Insisting that he will continue as U.S. secretary of state for another term, Mike Pompeo announced that he will be heading to the Middle East, Turkey and Georgia to visit key American allies to discuss U.S. President Donald Trump’s “historic efforts to forge peace and cooperation throughout the Middle East.”
Pompeo will be visiting Jerusalem, Saudi Arabia, the United Arab Emirates and Qatar, and he will be the first secretary of state since John Kerry to visit the country of Georgia.
Israel and Gulf Arabs have enjoyed warm relations with the United States, primarily based on a shared hostility with Iran. Pompeo is expected to discuss increasing pressure on Iran in the next two months.
Pompeo also banished any expectations of awkwardness as he meets with these countries, even though he seems to be representing a lame-duck administration.
Shocking reporters Pompeo said at a news conference Tuesday, “There will be a smooth transition to a second Trump administration.” He continued, “The world should have every confidence that the transition necessary to make sure that the State Department is functional today… with the president who is in office on Jan. 20 (the date of the presidential inauguration) a minute after noon will be successful.”
Interestingly, Prime Minister Benjamin Netanyahu and Saudi Crown Prince Mohammed bin Salman were slow to congratulate Biden and Turkish President Recep Tayyip Erdogan has yet to do so.
Israel, meanwhile, is planning to send its first delegation to Sudan next week for official talks between the two countries on the third normalization deal brokered by the Trump administration between Israel and a Muslim nation in the last three months.
The normalization deal came after Trump removed Sudan from the list of state sponsors of terrorism.
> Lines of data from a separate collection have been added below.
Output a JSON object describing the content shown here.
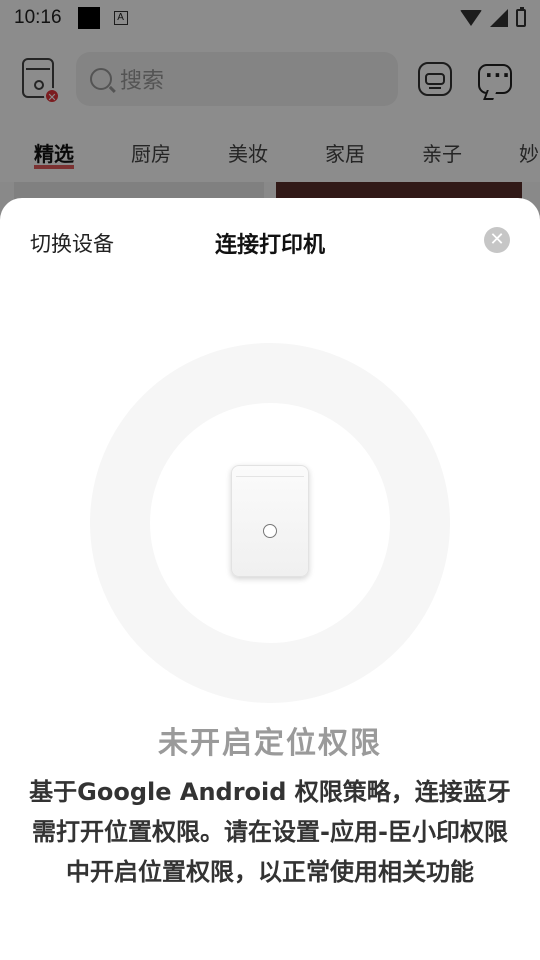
{
  "status_bar": {
    "time": "10:16",
    "app_badge": "A"
  },
  "header": {
    "search_placeholder": "搜索",
    "device_error_badge": "✕"
  },
  "tabs": [
    "精选",
    "厨房",
    "美妆",
    "家居",
    "亲子",
    "妙"
  ],
  "sheet": {
    "switch_device": "切换设备",
    "title": "连接打印机",
    "close_symbol": "✕",
    "permission_title": "未开启定位权限",
    "permission_body": "基于Google Android 权限策略，连接蓝牙需打开位置权限。请在设置-应用-臣小印权限中开启位置权限，以正常使用相关功能"
  },
  "colors": {
    "active_tab_underline": "#e05a5a",
    "error_badge": "#e0353b",
    "overlay": "rgba(0,0,0,0.45)"
  }
}
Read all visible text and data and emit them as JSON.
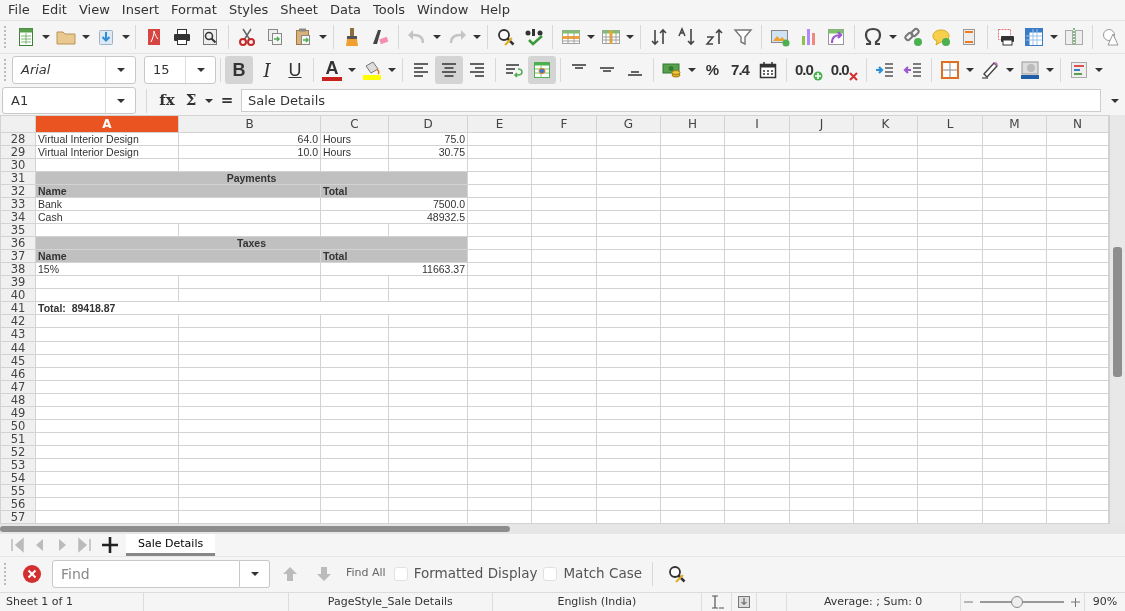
{
  "menu": [
    "File",
    "Edit",
    "View",
    "Insert",
    "Format",
    "Styles",
    "Sheet",
    "Data",
    "Tools",
    "Window",
    "Help"
  ],
  "standard_toolbar": {
    "undo": {
      "disabled": true
    },
    "redo": {
      "disabled": true
    }
  },
  "formatting_toolbar": {
    "font_name": "Arial",
    "font_size": "15",
    "bold": {
      "label": "B",
      "on": true
    },
    "italic": {
      "label": "I",
      "on": false
    },
    "underline": {
      "label": "U",
      "on": false
    },
    "font_color": {
      "label": "A"
    },
    "align_left": {
      "on": false
    },
    "align_center": {
      "on": true
    },
    "align_right": {
      "on": false
    },
    "wrap_text": {
      "on": false
    },
    "merge_and_center": {
      "on": true
    },
    "percent": {
      "label": "%"
    },
    "number": {
      "label": "7.4"
    },
    "add_decimal": {
      "label": "0.0"
    },
    "delete_decimal": {
      "label": "0.0"
    }
  },
  "formula_bar": {
    "cell_reference": "A1",
    "function_wizard": "fx",
    "sum": "Σ",
    "formula": "=",
    "content": "Sale Details"
  },
  "sheet": {
    "columns": [
      {
        "label": "A",
        "selected": true
      },
      {
        "label": "B",
        "selected": false
      },
      {
        "label": "C",
        "selected": false
      },
      {
        "label": "D",
        "selected": false
      },
      {
        "label": "E",
        "selected": false
      },
      {
        "label": "F",
        "selected": false
      },
      {
        "label": "G",
        "selected": false
      },
      {
        "label": "H",
        "selected": false
      },
      {
        "label": "I",
        "selected": false
      },
      {
        "label": "J",
        "selected": false
      },
      {
        "label": "K",
        "selected": false
      },
      {
        "label": "L",
        "selected": false
      },
      {
        "label": "M",
        "selected": false
      },
      {
        "label": "N",
        "selected": false
      }
    ],
    "rows": [
      {
        "number": "28",
        "kind": "item",
        "cells": [
          "Virtual Interior Design",
          "64.0",
          "Hours",
          "75.0"
        ]
      },
      {
        "number": "29",
        "kind": "item",
        "cells": [
          "Virtual Interior Design",
          "10.0",
          "Hours",
          "30.75"
        ]
      },
      {
        "number": "30",
        "kind": "empty"
      },
      {
        "number": "31",
        "kind": "section",
        "cells": [
          "Payments"
        ]
      },
      {
        "number": "32",
        "kind": "header",
        "cells": [
          "Name",
          "Total"
        ]
      },
      {
        "number": "33",
        "kind": "entry",
        "cells": [
          "Bank",
          "7500.0"
        ]
      },
      {
        "number": "34",
        "kind": "entry",
        "cells": [
          "Cash",
          "48932.5"
        ]
      },
      {
        "number": "35",
        "kind": "empty"
      },
      {
        "number": "36",
        "kind": "section",
        "cells": [
          "Taxes"
        ]
      },
      {
        "number": "37",
        "kind": "header",
        "cells": [
          "Name",
          "Total"
        ]
      },
      {
        "number": "38",
        "kind": "entry",
        "cells": [
          "15%",
          "11663.37"
        ]
      },
      {
        "number": "39",
        "kind": "empty"
      },
      {
        "number": "40",
        "kind": "empty"
      },
      {
        "number": "41",
        "kind": "total",
        "cells": [
          "Total:  89418.87"
        ]
      },
      {
        "number": "42",
        "kind": "empty"
      },
      {
        "number": "43",
        "kind": "empty"
      },
      {
        "number": "44",
        "kind": "empty"
      },
      {
        "number": "45",
        "kind": "empty"
      },
      {
        "number": "46",
        "kind": "empty"
      },
      {
        "number": "47",
        "kind": "empty"
      },
      {
        "number": "48",
        "kind": "empty"
      },
      {
        "number": "49",
        "kind": "empty"
      },
      {
        "number": "50",
        "kind": "empty"
      },
      {
        "number": "51",
        "kind": "empty"
      },
      {
        "number": "52",
        "kind": "empty"
      },
      {
        "number": "53",
        "kind": "empty"
      },
      {
        "number": "54",
        "kind": "empty"
      },
      {
        "number": "55",
        "kind": "empty"
      },
      {
        "number": "56",
        "kind": "empty"
      },
      {
        "number": "57",
        "kind": "empty"
      }
    ]
  },
  "sheet_tabs": [
    {
      "label": "Sale Details",
      "selected": true
    }
  ],
  "find_toolbar": {
    "placeholder": "Find",
    "find_all": "Find All",
    "options": [
      {
        "label": "Formatted Display",
        "checked": false
      },
      {
        "label": "Match Case",
        "checked": false
      }
    ]
  },
  "status_bar": {
    "sheet": "Sheet 1 of 1",
    "page_style": "PageStyle_Sale Details",
    "language": "English (India)",
    "selection": "Average: ; Sum: 0",
    "zoom": {
      "level": 0.43,
      "reading": "90%"
    }
  }
}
Two days after the deal was announced, Israel announced it was sending $5 million worth of wheat to Sudan to help with the economic crisis.
Sudan also began allowing Israeli planes to fly over its airspace. The first Israeli commercial flight passed over Sudanese airspace this week. The plane flew to Uganda in order to bring a delegation from there to Israel for an agricultural project. The five-hour flight saves a half hour thanks to the use of Sudanese airspace.